Колючая Арктика | страница 72
— Согрейся! — пододвинул стакан ближе к Гаранину.
Но Сергей отказался.
— Почки что-то стали барахлить. Временно воздержусь.
Меркулов не стал настаивать.
— А я глотну. Голова что-то трещит.
Выпил, не разбавляя водой. Закусил жёлтой с чёрными подтёками повидла, подушечкой. Зачадил "Примой".
— Вот так-то, Серый. Квартира в Питере, а я…Ладно. Пиши!
Гаранин вытащил тетрадку, авторучку.
— Что писать?
— Пиши: в счёт «Вторчермета» получено от старательской артели "Мир"…Сколько возьмёшь?
— Тонн двенадцать. Максимум.
— Лады! Пиши: получено двадцать две тонны чёрных металлов…
Расстались довольные друг другом. Даже расцеловались:
— До встречи, Илья Александрович! Как попаду в ваши места — обязательно заеду!
— Заезжай, парень. Когда проведаешь нас в следующий раз, головой думай, меркешкин,!
— Это как понимать, доцент-процент?
Сергей раздумывал: обидеться ему или нет. Решил не обижаться — что с пьяного возьмёшь!
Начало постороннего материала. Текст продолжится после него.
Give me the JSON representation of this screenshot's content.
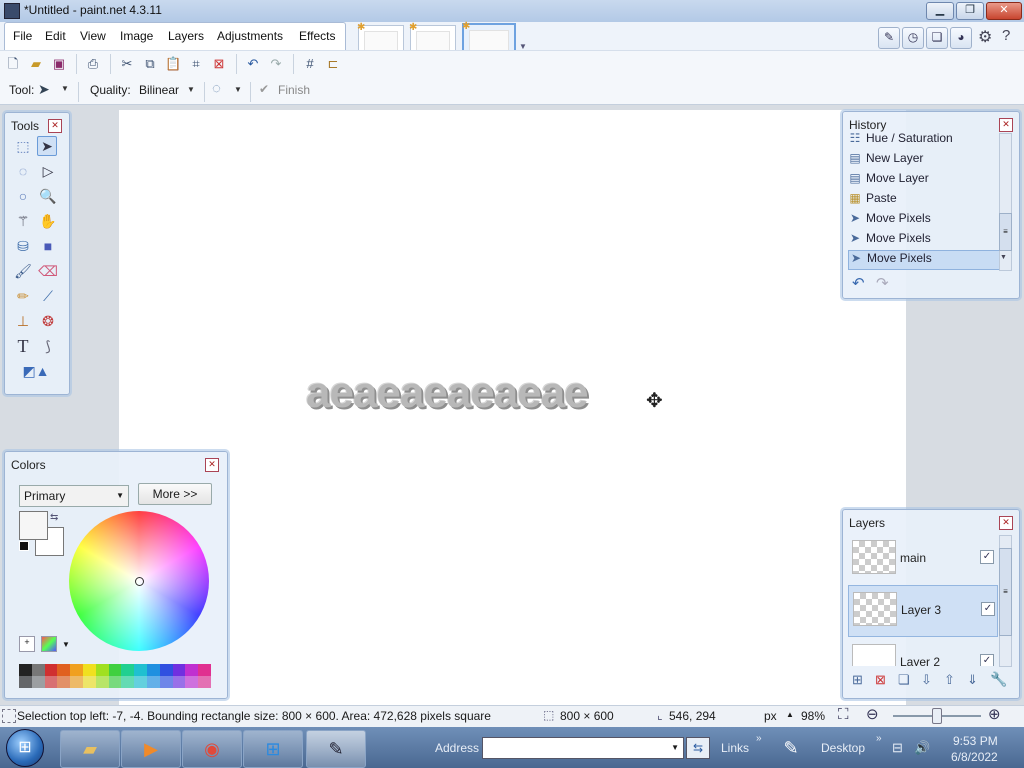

Но на всякий случай спросил:
— Это как понимать! — Гаранин вытянул шею из кабины. — Вроде бы, я и сейчас не без башки приехал?
Илья Меркулов расхохотался.
— С башкой! С башкой! Помница, ты за столом о каком-то чире упоминал. Дескать, у нас в Колыме…
— В озёрах Олеринской тундры, — поправил его Сергей.
— А нам без разницы!..Вот и раскинь мозгами. Чир будет — будет и металолом!.. — Понял, красавец!
РАЗМЫШЛЕНИЯ ПЕРЕД НАЧАЛОМ ОЧЕРЕДНОГО РОМАНА
И перо не тянется к бумаге, и мысль спотыкается, как подвыпивший путник на скользком колымском льду. Устал. Зверски устал. От мыслей, от чувств, от поисков слов. Тысячи страничек, исписанных размашистым почерком, давят на маленький полированный стол.
Неужели это он — Семен Курилов — исписал этот ворох бумаг!? Неужели люди безмолвной тундры ожили под его пером?.. Что ожидает эту птицу-книгу, выпущенную с ладони юкагира в чистое небо?..
Шелестя страницами-судьбами, слова рукописи еще готовятся взлететь в поднебесье, а жар сомнений уже поджигает больное сердце. Еще нет ни внутренних, ни внешних рецензий, еще не теребят книгу литературоведы, пробуя крепость оперения, но сознание уже подыскивает слова, которыми он — Семен Курилов — будет защищаться от недоброжелательных критиков.
Почему — недоброжелательных!? Когда пишешь, надеешься на критика-союзника, критика-единомышленника. Но, непонимающие тоже будут. Непонимающих всегда хватает…
"В вашем романе слабо ощущается классовая борьба".
"Но зачем же подходить к северному роману с обыкновенными российскими мерками?"